In a letter submitted yesterday to the court, his lawyer, Arthur Jay Weiss, argues that Piatek should be released because prosecutors don't consider him an "integral part of the Hutaree leadership".
Weiss argues that the U.S. Attorney's office hasn't shown "any differences between the activities" of Piatek and the 25 other people identified as members of the Hutaree who were not charged in the plot.
In Piatek's detention hearing after the initial charges, prosecutors argued that Piatek was present in a vehicle while the Hutaree leader, David Stone, detailed the group's "manifesto" in a speech planned for a militia gathering. An undercover federal agent secretly recorded Stone calling on militia members to "strike and take our nation back so that we may be free again from tyranny" saying "people in this nation as well as some around this world are waiting for those individuals like you see sitting in this room to actually make the decision to go to war against this evil, greedy New World Order."
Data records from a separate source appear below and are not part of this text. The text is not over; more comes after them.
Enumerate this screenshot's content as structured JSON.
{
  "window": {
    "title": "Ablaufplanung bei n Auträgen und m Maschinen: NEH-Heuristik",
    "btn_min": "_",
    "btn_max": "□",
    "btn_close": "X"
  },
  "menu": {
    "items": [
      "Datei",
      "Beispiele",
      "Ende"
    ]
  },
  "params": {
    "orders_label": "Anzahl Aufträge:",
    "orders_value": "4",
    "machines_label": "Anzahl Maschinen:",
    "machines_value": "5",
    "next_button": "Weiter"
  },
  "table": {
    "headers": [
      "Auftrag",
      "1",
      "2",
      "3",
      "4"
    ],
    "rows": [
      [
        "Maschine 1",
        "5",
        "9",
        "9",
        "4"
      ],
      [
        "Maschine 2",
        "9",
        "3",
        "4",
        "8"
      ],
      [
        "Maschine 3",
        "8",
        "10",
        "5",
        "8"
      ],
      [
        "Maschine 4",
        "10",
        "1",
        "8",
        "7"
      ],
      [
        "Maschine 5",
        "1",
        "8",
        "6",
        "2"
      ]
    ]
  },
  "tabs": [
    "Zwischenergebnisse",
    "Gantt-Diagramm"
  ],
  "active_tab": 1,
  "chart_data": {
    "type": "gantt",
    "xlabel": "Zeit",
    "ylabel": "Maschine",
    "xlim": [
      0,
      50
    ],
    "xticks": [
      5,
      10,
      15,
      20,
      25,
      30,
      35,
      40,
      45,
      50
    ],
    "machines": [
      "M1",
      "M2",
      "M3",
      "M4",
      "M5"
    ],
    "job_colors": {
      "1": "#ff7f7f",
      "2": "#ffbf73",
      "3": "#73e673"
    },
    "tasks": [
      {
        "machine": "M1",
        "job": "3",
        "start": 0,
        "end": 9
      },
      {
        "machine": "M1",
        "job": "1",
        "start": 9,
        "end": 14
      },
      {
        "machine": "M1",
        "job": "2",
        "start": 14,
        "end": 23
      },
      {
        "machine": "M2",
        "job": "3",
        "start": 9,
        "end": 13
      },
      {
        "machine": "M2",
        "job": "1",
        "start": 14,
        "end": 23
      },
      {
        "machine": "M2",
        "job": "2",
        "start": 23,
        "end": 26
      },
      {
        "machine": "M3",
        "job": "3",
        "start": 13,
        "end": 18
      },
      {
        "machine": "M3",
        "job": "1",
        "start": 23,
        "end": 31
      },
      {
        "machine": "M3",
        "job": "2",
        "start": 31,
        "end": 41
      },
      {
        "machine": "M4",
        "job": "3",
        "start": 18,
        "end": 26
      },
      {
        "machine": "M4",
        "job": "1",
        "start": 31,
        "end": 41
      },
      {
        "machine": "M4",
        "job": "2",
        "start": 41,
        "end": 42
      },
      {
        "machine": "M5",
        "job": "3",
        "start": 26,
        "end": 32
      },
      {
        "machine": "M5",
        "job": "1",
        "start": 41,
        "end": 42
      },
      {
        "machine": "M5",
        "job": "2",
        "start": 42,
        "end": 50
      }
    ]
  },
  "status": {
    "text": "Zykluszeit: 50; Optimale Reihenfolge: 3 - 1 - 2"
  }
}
In the newly submitted letter to the court, Piatek's lawyer cites portions of the detention hearing transcripts, writing that the speech "speaks of reclaiming America, not overthrowing the United States Government" and that "it is significant to recognize the concept of 'tak[ing back] our country' is current-mainstream-ideology."
Weiss also argues that several of the alleged Hutaree members who have already been released on bond pending trial were far more involved in any potential plot than Piatek. He says while Piatek was present at the time the "manifesto" was discussed, one of the alleged Hutaree who has been released "expressed a desire to detonate an IED" outside a police department and another was charged with possessing illegal firearms. He says that all of the weapons federal agents seized from Piatek after his arrest were registered and legally acquired as a hobby during the past twenty years.
The U.S. Court of Appeals for the Sixth Circuit will hear Piatek's arguments in Cincinnati next Tuesday.